Par Agathe Perrier, le 16 août 2023

Journaliste

Il est aujourd'hui interdit d'approcher un dauphin ou un cétacé à moins de 100 mètres, par mesure de sécurité mais aussi de protection pour les animaux © Laurène Trudelle - Miraceti

[mer] L’activité d’observation des dauphins et des cétacés – whale-watching dans le jargon – est aujourd’hui courante, y compris en Méditerranée. Mal pratiquée, elle peut avoir des conséquences néfastes sur ces géants des mers. C’est pourquoi différents acteurs ont créé un label pour certifier les opérateurs engagés dans des balades respectueuses de cette faune aquatique. Et profiter de ces sorties pour sensibiliser le grand public à leur protection et à celle de l’ensemble du milieu marin. 

 

D’ici quelques semaines, les vidéos montrant des dauphins en Méditerranée inonderont probablement les réseaux sociaux. Si les filmer de loin ne pose pas de problème, tenter de les approcher de près, oui. C’est d’ailleurs interdit en France, par un arrêté ministériel du 3 septembre 2020, entré en vigueur le 1er janvier 2021. « La perturbation intentionnelle incluant l’approche des animaux à une distance de moins de 100 mètres dans les aires marines protégées » est ainsi prohibée.
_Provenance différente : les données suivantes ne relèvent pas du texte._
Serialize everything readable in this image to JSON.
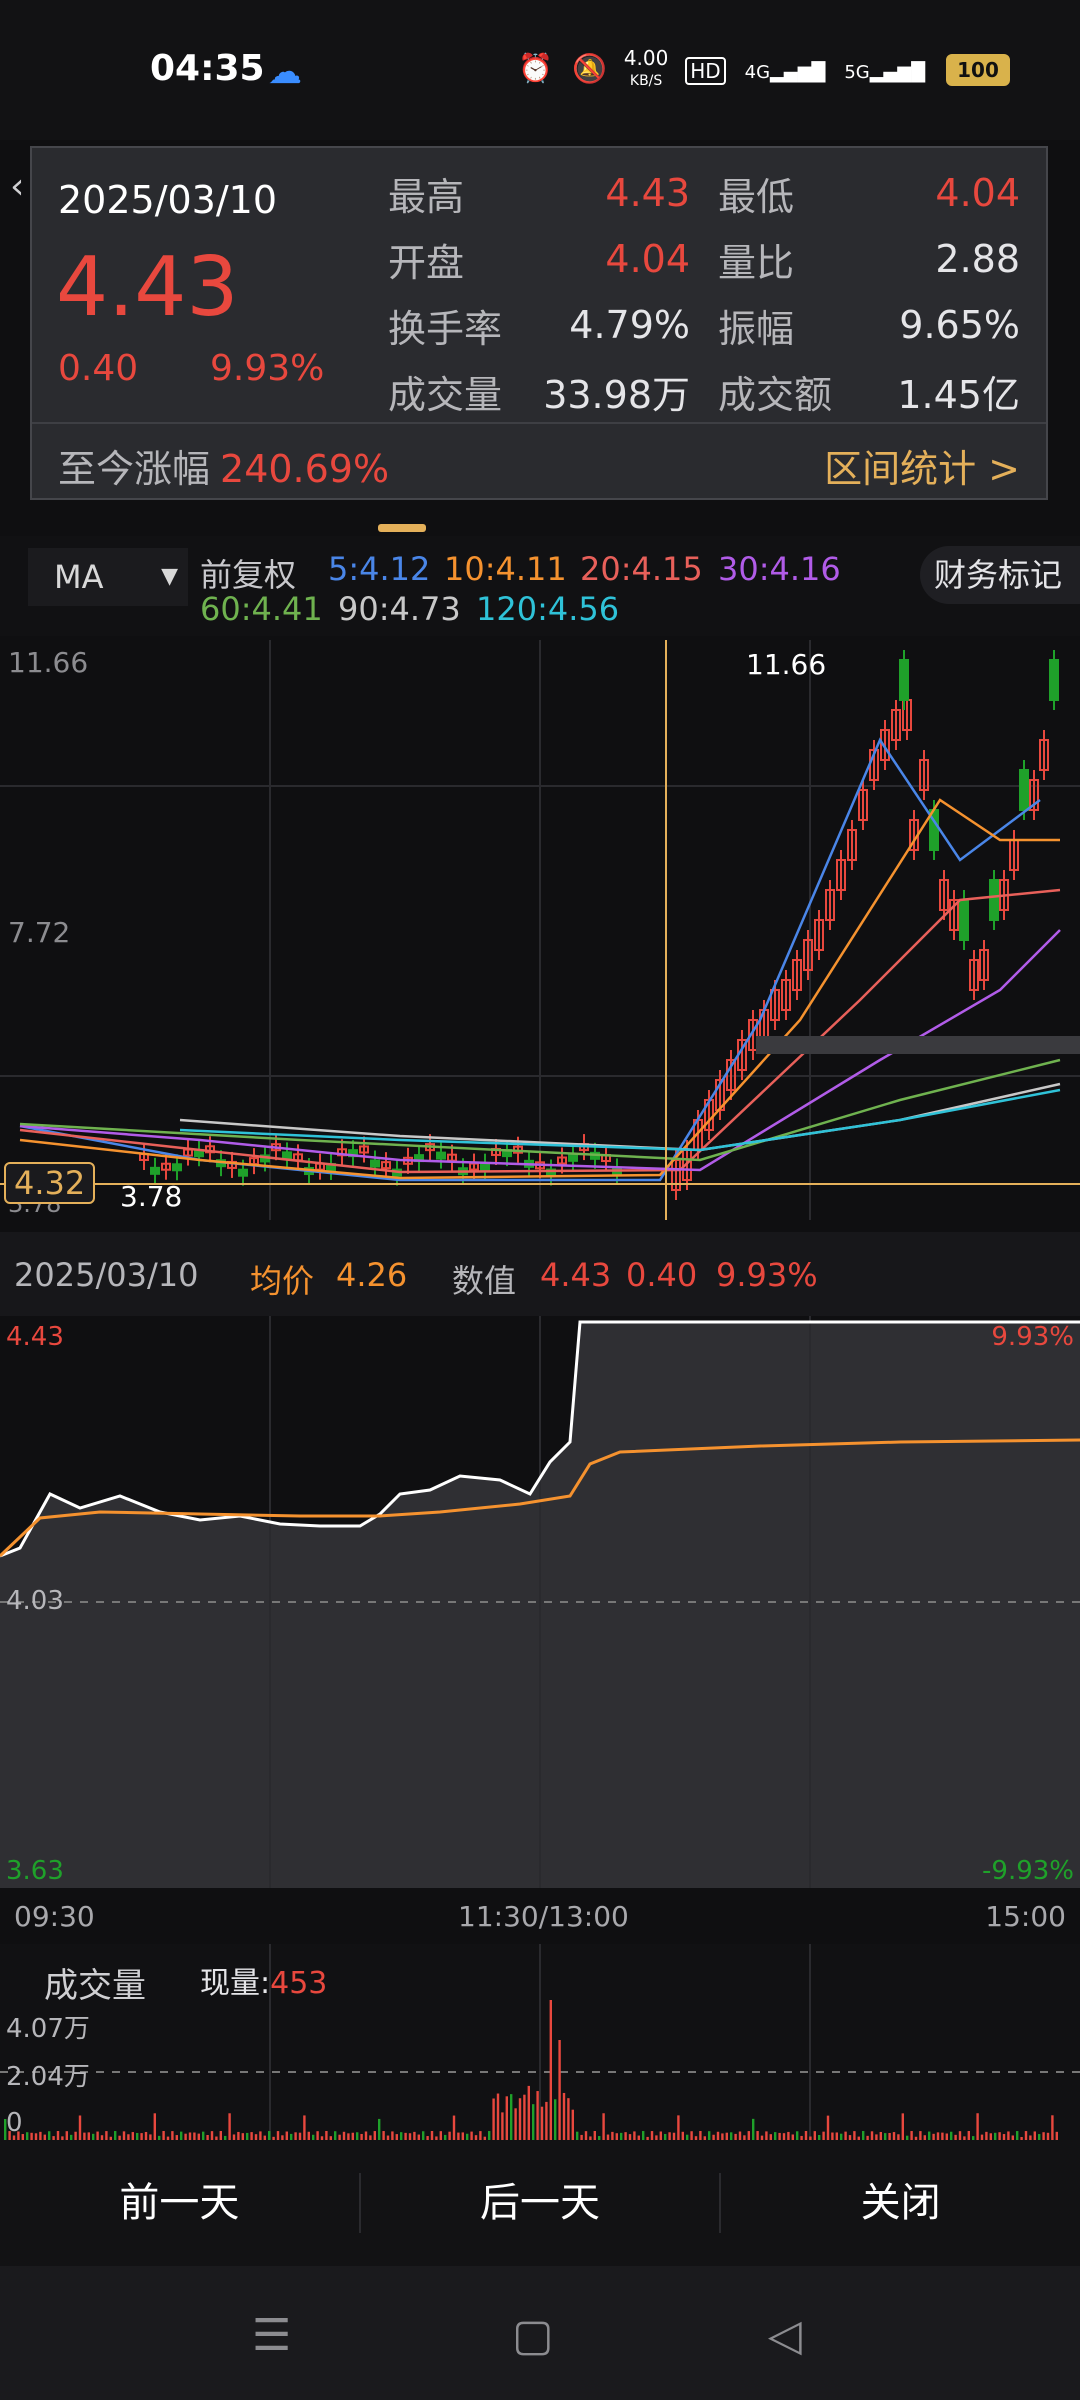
{
  "status": {
    "time": "04:35",
    "net_speed": "4.00",
    "net_unit": "KB/S",
    "hd": "HD",
    "sig4g": "4G",
    "sig5g": "5G",
    "battery": "100"
  },
  "popup": {
    "date": "2025/03/10",
    "price": "4.43",
    "change": "0.40",
    "change_pct": "9.93%",
    "rows": [
      {
        "l1": "最高",
        "v1": "4.43",
        "l2": "最低",
        "v2": "4.04"
      },
      {
        "l1": "开盘",
        "v1": "4.04",
        "l2": "量比",
        "v2": "2.88"
      },
      {
        "l1": "换手率",
        "v1": "4.79%",
        "l2": "振幅",
        "v2": "9.65%"
      },
      {
        "l1": "成交量",
        "v1": "33.98万",
        "l2": "成交额",
        "v2": "1.45亿"
      }
    ],
    "since_label": "至今涨幅",
    "since_value": "240.69%",
    "range_stats": "区间统计 >"
  },
  "ma_bar": {
    "ma_label": "MA",
    "fq": "前复权",
    "ma5": "5:4.12",
    "ma10": "10:4.11",
    "ma20": "20:4.15",
    "ma30": "30:4.16",
    "ma60": "60:4.41",
    "ma90": "90:4.73",
    "ma120": "120:4.56",
    "finance": "财务标记"
  },
  "kline": {
    "y_top": "11.66",
    "y_mid": "7.72",
    "y_low": "3.78",
    "hi_label": "11.66",
    "lo_label": "3.78",
    "cross_price": "4.32"
  },
  "infobar": {
    "date": "2025/03/10",
    "avg_label": "均价",
    "avg": "4.26",
    "val_label": "数值",
    "val": "4.43",
    "chg": "0.40",
    "pct": "9.93%"
  },
  "intraday": {
    "y_top": "4.43",
    "y_mid": "4.03",
    "y_bot": "3.63",
    "pct_top": "9.93%",
    "pct_bot": "-9.93%",
    "t_open": "09:30",
    "t_mid": "11:30/13:00",
    "t_close": "15:00"
  },
  "volume": {
    "title": "成交量",
    "now_label": "现量:",
    "now_value": "453",
    "v1": "4.07万",
    "v2": "2.04万",
    "v0": "0"
  },
  "bottom": {
    "prev": "前一天",
    "next": "后一天",
    "close": "关闭"
  },
  "colors": {
    "up": "#e8483e",
    "down": "#1fa12a",
    "ma5": "#4a86e8",
    "ma10": "#f5922f",
    "ma20": "#e8605a",
    "ma30": "#b15ce8",
    "ma60": "#6fb24f",
    "ma90": "#c8c8c8",
    "ma120": "#2fc2d8",
    "accent": "#e4b05a"
  }
}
En Méditerranée, un arrêté préfectoral de juillet 2021 a même étendu la mesure à toutes les eaux françaises.

De telles précautions en étonneront peut-être certains, elles sont pourtant de mise. Pour la propre sécurité des badauds : les dauphins, comme l’ensemble des cétacés, restent des animaux sauvages. Et pour le bien-être de ces mammifères marins : des observations mal pratiquées peuvent gravement les perturber.

Les bons gestes à adopter envers les dauphins et les cétacés
Le whale-watching consiste à observer les baleines et les dauphins – et plus globalement les cétacés – dans leur milieu naturel depuis la terre ou à bord d’un bateau © DR – Cédric Danilo, l’Atlantide

Des dérangements aux conséquences graves

Depuis les années 1990, l’activité de whale-watching se développe dans le monde, et notamment en Méditerranée. Elle consiste à observer les baleines et les dauphins – et plus globalement les cétacés – dans leur milieu naturel depuis la terre ou à bord d’un bateau. « En 2005, l’association varoise Souffleurs d’écume a mené une étude pour savoir comment elle était pratiquée. Il en est ressorti que les règles d’approche étaient peu ou pas respectées voir non connues », raconte Laurène Trudelle, chargée de mission du programme whale-watching chez Miraceti, association dédiée à la connaissance et à la conservation des cétacés – née de la fusion entre Souffleurs d’écume et deux autres structures (bonus).

Or, de mauvaises approches entraînent des conséquences à court et long terme sur les animaux. Face aux dérangements occasionnés, ils peuvent se déplacer vers des sites qui ne répondent plus à leurs besoins en matière d’alimentation, de reproduction ou de repos. Et le stress induit peut provoquer des ruptures dans leurs comportements vitaux ou des modifications dans les routes de migration. La combinaison de tous ces phénomènes peut engendrer une diminution des taux de reproduction, une augmentation anormale des dépenses énergétiques ou encore une plus grande sensibilité aux épidémies.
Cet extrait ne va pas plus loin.